Comme Okereke, Emily Haines affichait la même urgence quand Metric a pris d’assaut la scène de la Montagne. Une performance en demi-teintes, ça n’existe pas dans le vocabulaire de Metric.
La fougue d’Emily
Dans une forme exceptionnelle, fringante, dominante et cheveux mouillés dans le visage après quelques minutes, la blonde claviériste a misé au départ sur les nouvelles compositions du plus récent album du groupe (Synthetica) avant d’enfiler leurs désormais classiques. On n’y voyait aucune différence, tant les fans massés à l’avant-scène chantaient les paroles des anciens et nouveaux titres avec le même entrain.
N’empêche, il y a eu des moments plus forts que d’autres lors de ce set durant lequel Metric a été plus rock que jamais. Help, I’m Alive, était particulièrement relevée, Haines la chantant comme si sa vie en dépendait, tandis que Dead Disco, peut-être la chanson la plus connue du groupe, a eu droit à une version explosive étendue. Formidable contrepoint : cette livraison acoustique de Gimme Sympathy, tout en douceur, pour conclure un set du tonnerre.
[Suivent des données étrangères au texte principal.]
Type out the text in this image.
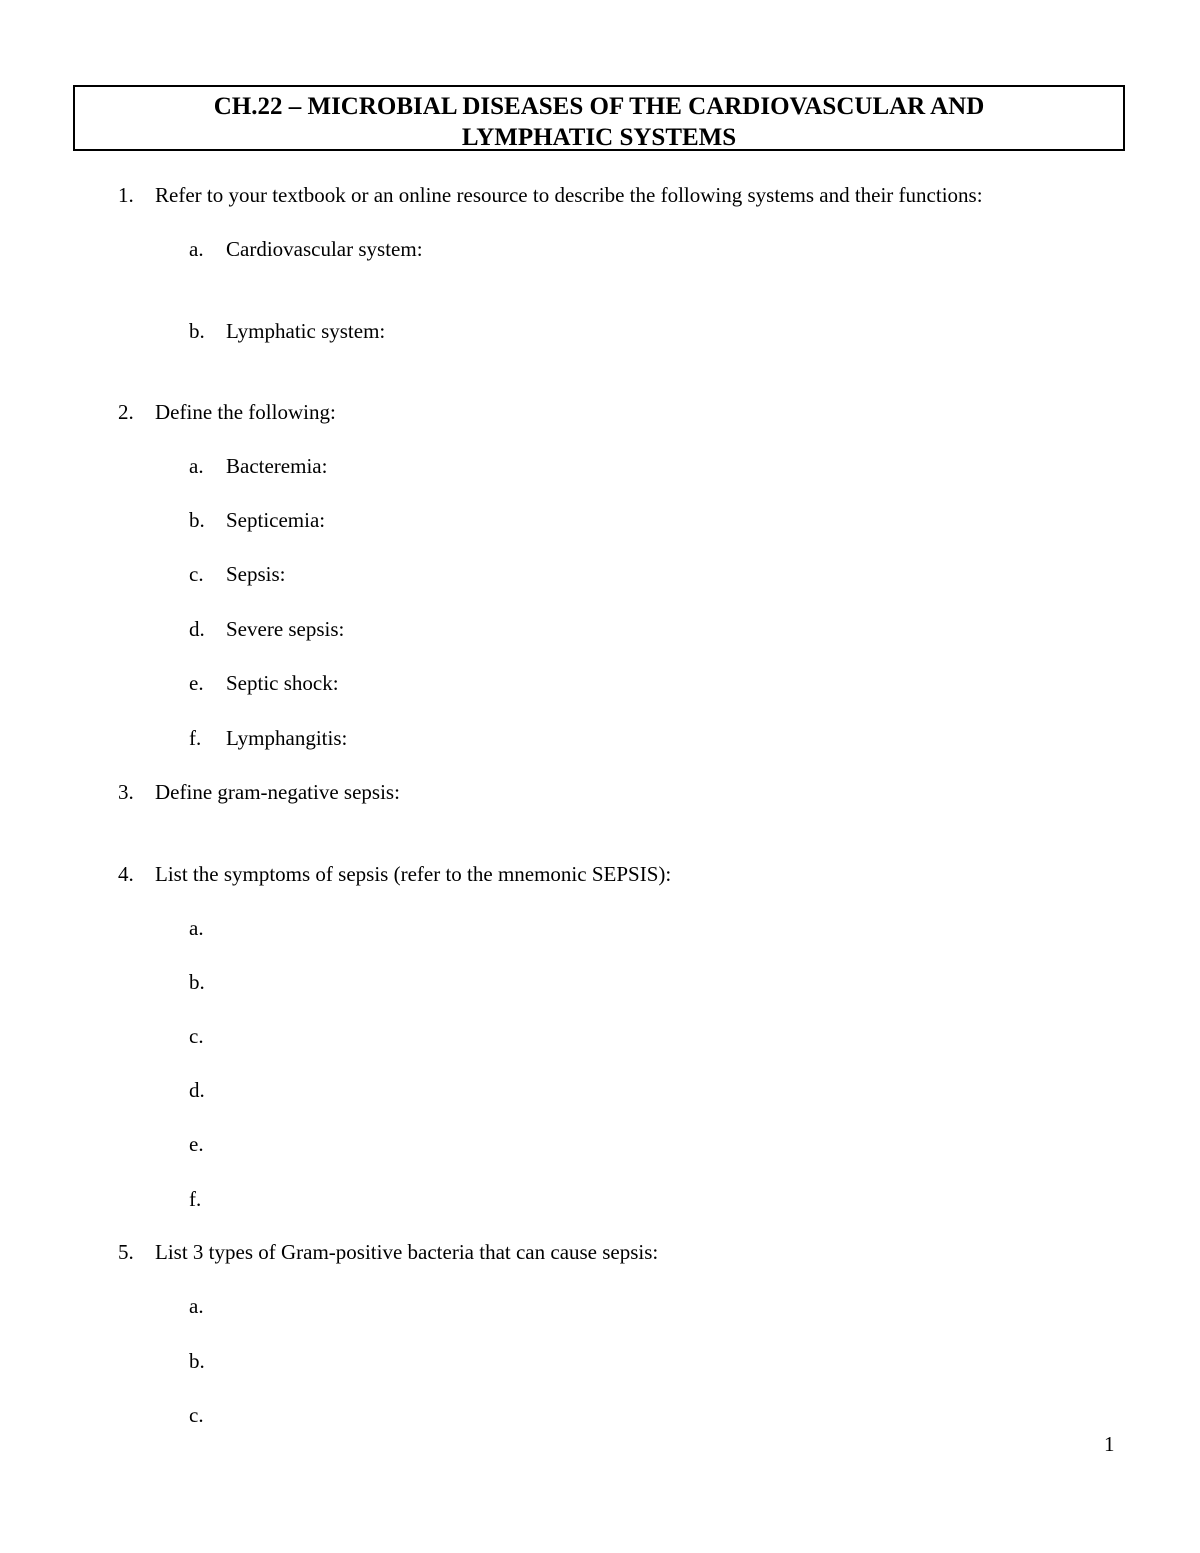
CH.22 – MICROBIAL DISEASES OF THE CARDIOVASCULAR AND
LYMPHATIC SYSTEMS
1. Refer to your textbook or an online resource to describe the following systems and their functions:
a. Cardiovascular system:
b. Lymphatic system:
2. Define the following:
a. Bacteremia:
b. Septicemia:
c. Sepsis:
d. Severe sepsis:
e. Septic shock:
f. Lymphangitis:
3. Define gram-negative sepsis:
4. List the symptoms of sepsis (refer to the mnemonic SEPSIS):
a.
b.
c.
d.
e.
f.
5. List 3 types of Gram-positive bacteria that can cause sepsis:
a.
b.
c.
1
En clôture, The Black Keys n’allait pas changer sa formule gagnante. Pour la critique, j’ai le goût de vous envoyer lire celle du mois de mars, quand Dan Auerbach et Pat Carney sont passés au Centre Bell.
De mémoire, la sélection de chansons proposée était très similaire et la séquence presque identique avec les Howlin’ For You, Gold On the Ceiling, I’ll Be Your Man, Little Black Submarines, Money Maker, Tighten Up et Lonely Boy. La différence, c’est que nous étions environ 35, 000 devant la scène au lieu d’être 13, 000.
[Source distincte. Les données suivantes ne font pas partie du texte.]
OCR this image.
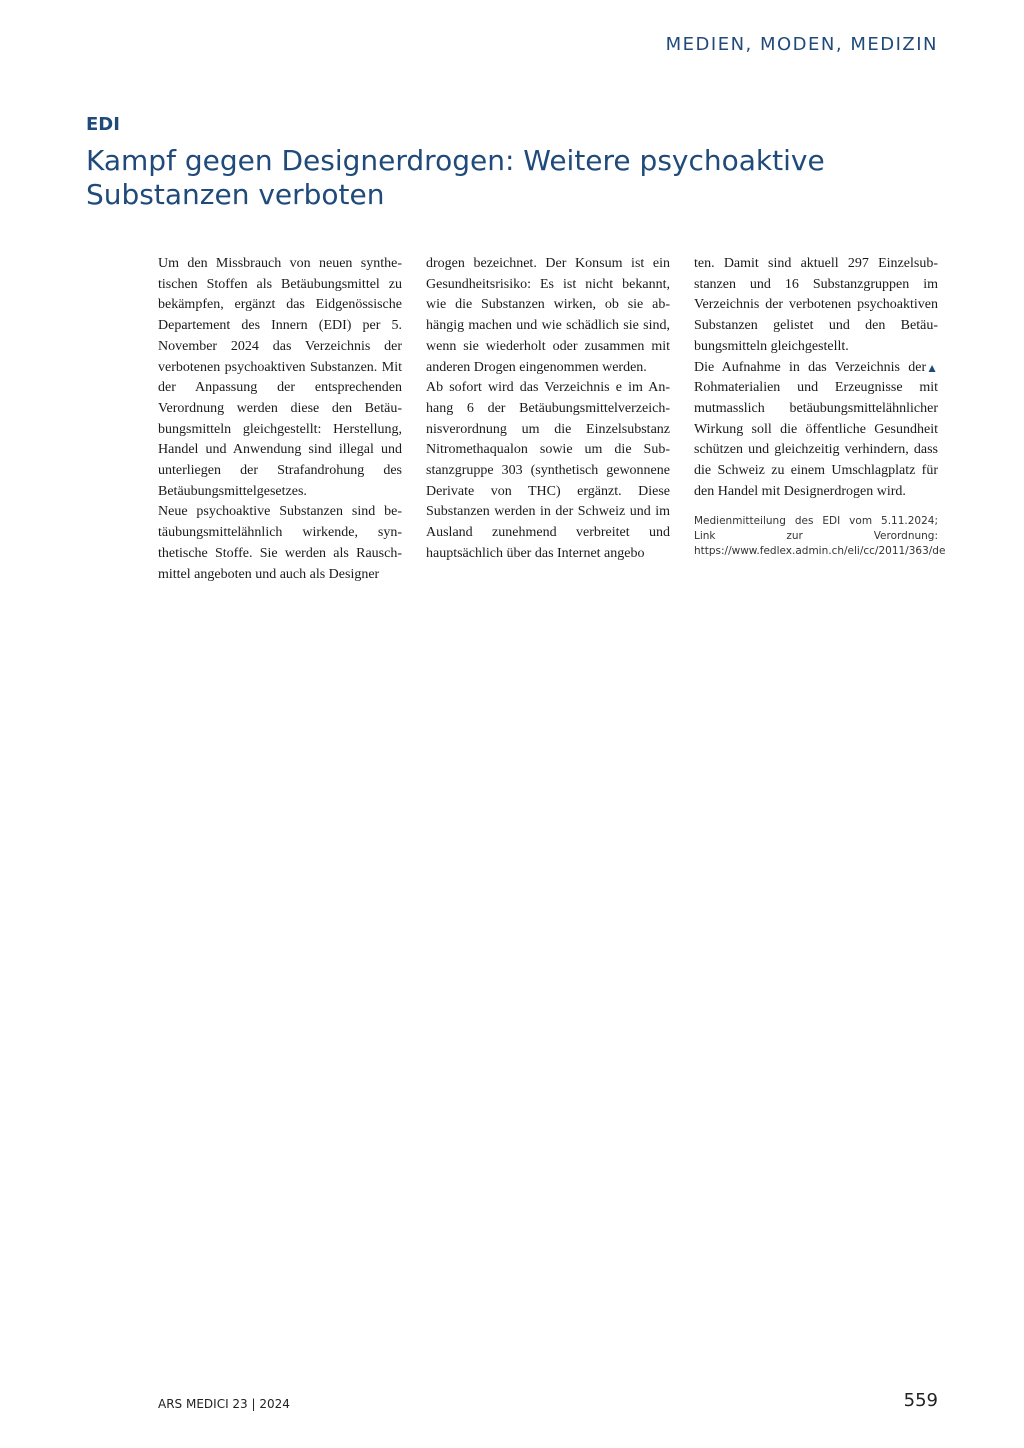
MEDIEN, MODEN, MEDIZIN
EDI
Kampf gegen Designerdrogen: Weitere psychoaktive Substanzen verboten

Um den Missbrauch von neuen synthetischen Stoffen als Betäubungsmittel zu bekämpfen, ergänzt das Eidgenössische Departement des Innern (EDI) per 5. November 2024 das Verzeichnis der verbotenen psychoaktiven Substanzen. Mit der Anpassung der entsprechenden Verordnung werden diese den Betäubungsmitteln gleichgestellt: Herstellung, Handel und Anwendung sind illegal und unterliegen der Strafandrohung des Betäubungsmittelgesetzes.

Neue psychoaktive Substanzen sind betäubungsmittelähnlich wirkende, synthetische Stoffe. Sie werden als Rauschmittel angeboten und auch als Designer

drogen bezeichnet. Der Konsum ist ein Gesundheitsrisiko: Es ist nicht bekannt, wie die Substanzen wirken, ob sie abhängig machen und wie schädlich sie sind, wenn sie wiederholt oder zusammen mit anderen Drogen eingenommen werden.

Ab sofort wird das Verzeichnis e im Anhang 6 der Betäubungsmittelverzeichnisverordnung um die Einzelsubstanz Nitromethaqualon sowie um die Substanzgruppe 303 (synthetisch gewonnene Derivate von THC) ergänzt. Diese Substanzen werden in der Schweiz und im Ausland zunehmend verbreitet und hauptsächlich über das Internet angebo

ten. Damit sind aktuell 297 Einzelsubstanzen und 16 Substanzgruppen im Verzeichnis der verbotenen psychoaktiven Substanzen gelistet und den Betäubungsmitteln gleichgestellt.

▲
Die Aufnahme in das Verzeichnis der Rohmaterialien und Erzeugnisse mit mutmasslich betäubungsmittelähnlicher Wirkung soll die öffentliche Gesundheit schützen und gleichzeitig verhindern, dass die Schweiz zu einem Umschlagplatz für den Handel mit Designerdrogen wird.

Medienmitteilung des EDI vom 5.11.2024; Link zur Verordnung: https://www.fedlex.admin.ch/eli/cc/2011/363/de
ARS MEDICI 23 | 2024	559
Dans mon coin, c’était un élément appréciable. La faune de jeunes sortis de l’adolescence chantait et dansait sur tous les titres. Beau à voir. Si Auerbach était en voix et que Carney tapait sérieusement sur ses peaux, on eu l’impression qu’il y a quand même eu un petit creux de vague.

La sonorité des guitares de Dan Auerbach est l'une des signatures des Black Keys. Photo courtoisie evenko/Nick Leger.
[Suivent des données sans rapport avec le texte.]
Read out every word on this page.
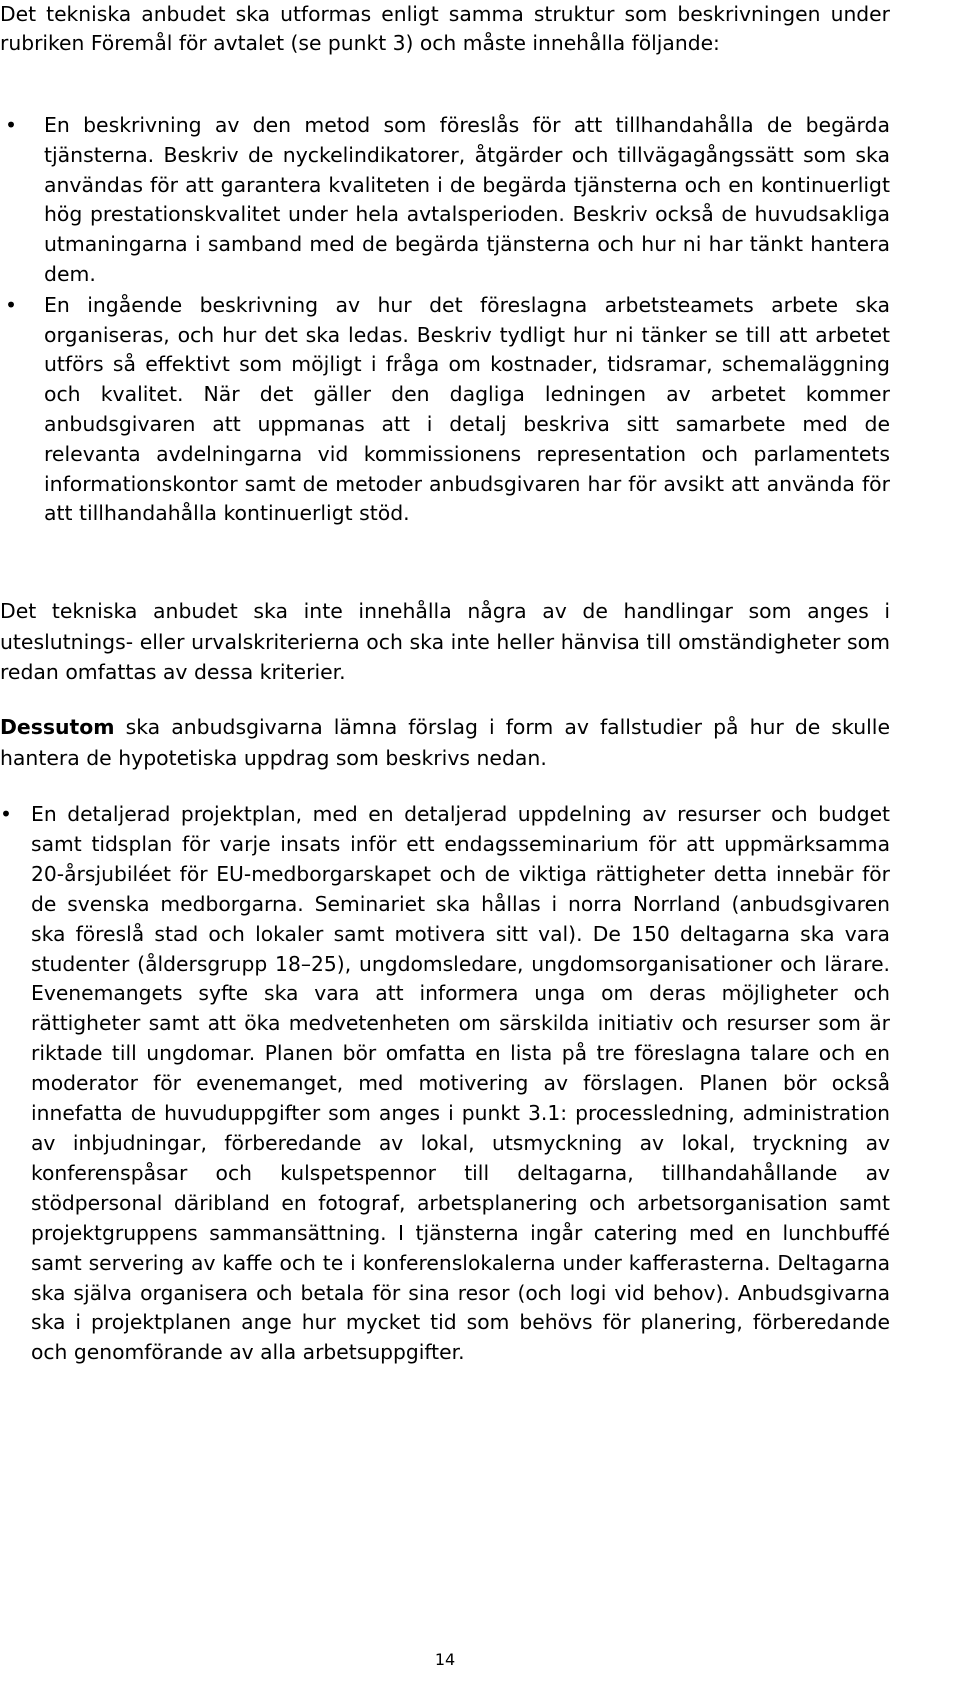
Det tekniska anbudet ska utformas enligt samma struktur som beskrivningen under rubriken Föremål för avtalet (se punkt 3) och måste innehålla följande:

• En beskrivning av den metod som föreslås för att tillhandahålla de begärda tjänsterna. Beskriv de nyckelindikatorer, åtgärder och tillvägagångssätt som ska användas för att garantera kvaliteten i de begärda tjänsterna och en kontinuerligt hög prestationskvalitet under hela avtalsperioden. Beskriv också de huvudsakliga utmaningarna i samband med de begärda tjänsterna och hur ni har tänkt hantera dem.
• En ingående beskrivning av hur det föreslagna arbetsteamets arbete ska organiseras, och hur det ska ledas. Beskriv tydligt hur ni tänker se till att arbetet utförs så effektivt som möjligt i fråga om kostnader, tidsramar, schemaläggning och kvalitet. När det gäller den dagliga ledningen av arbetet kommer anbudsgivaren att uppmanas att i detalj beskriva sitt samarbete med de relevanta avdelningarna vid kommissionens representation och parlamentets informationskontor samt de metoder anbudsgivaren har för avsikt att använda för att tillhandahålla kontinuerligt stöd.

Det tekniska anbudet ska inte innehålla några av de handlingar som anges i uteslutnings- eller urvalskriterierna och ska inte heller hänvisa till omständigheter som redan omfattas av dessa kriterier.

Dessutom ska anbudsgivarna lämna förslag i form av fallstudier på hur de skulle hantera de hypotetiska uppdrag som beskrivs nedan.

• En detaljerad projektplan, med en detaljerad uppdelning av resurser och budget samt tidsplan för varje insats inför ett endagsseminarium för att uppmärksamma 20-årsjubiléet för EU-medborgarskapet och de viktiga rättigheter detta innebär för de svenska medborgarna. Seminariet ska hållas i norra Norrland (anbudsgivaren ska föreslå stad och lokaler samt motivera sitt val). De 150 deltagarna ska vara studenter (åldersgrupp 18–25), ungdomsledare, ungdomsorganisationer och lärare. Evenemangets syfte ska vara att informera unga om deras möjligheter och rättigheter samt att öka medvetenheten om särskilda initiativ och resurser som är riktade till ungdomar. Planen bör omfatta en lista på tre föreslagna talare och en moderator för evenemanget, med motivering av förslagen. Planen bör också innefatta de huvuduppgifter som anges i punkt 3.1: processledning, administration av inbjudningar, förberedande av lokal, utsmyckning av lokal, tryckning av konferenspåsar och kulspetspennor till deltagarna, tillhandahållande av stödpersonal däribland en fotograf, arbetsplanering och arbetsorganisation samt projektgruppens sammansättning. I tjänsterna ingår catering med en lunchbuffé samt servering av kaffe och te i konferenslokalerna under kafferasterna. Deltagarna ska själva organisera och betala för sina resor (och logi vid behov). Anbudsgivarna ska i projektplanen ange hur mycket tid som behövs för planering, förberedande och genomförande av alla arbetsuppgifter.
14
Pas anormal quand on sait que certains festivaliers présents complétaient une présence de près de 30 heures sur le site depuis trois jours. Il y a aussi le fait que les Black Keys ont la mauvaise habitude de tout stopper entre les chansons – jusqu’à 45 secondes parfois – sans s’adresser à la foule. Ça empêche les enchaînements bien sentis.
Auerbach s’en est rendu compte. Après l’offrande de Tighten Up qui n’a pas cartonné autant que d’ordinaire, il a senti le besoin de lancer : « Allez Montréal ! Faisons les fous ! » avant d’amorcer la ligne de guitare grisante de Lonely Boy qui a rassasié tout le monde.
Rassasié, nous l’étions à tous les points de vue, après trois jours où la musique a enchanté des milliers de personnes… quoique peut-être pas certains résidents de Saint-Lambert, paraît-il.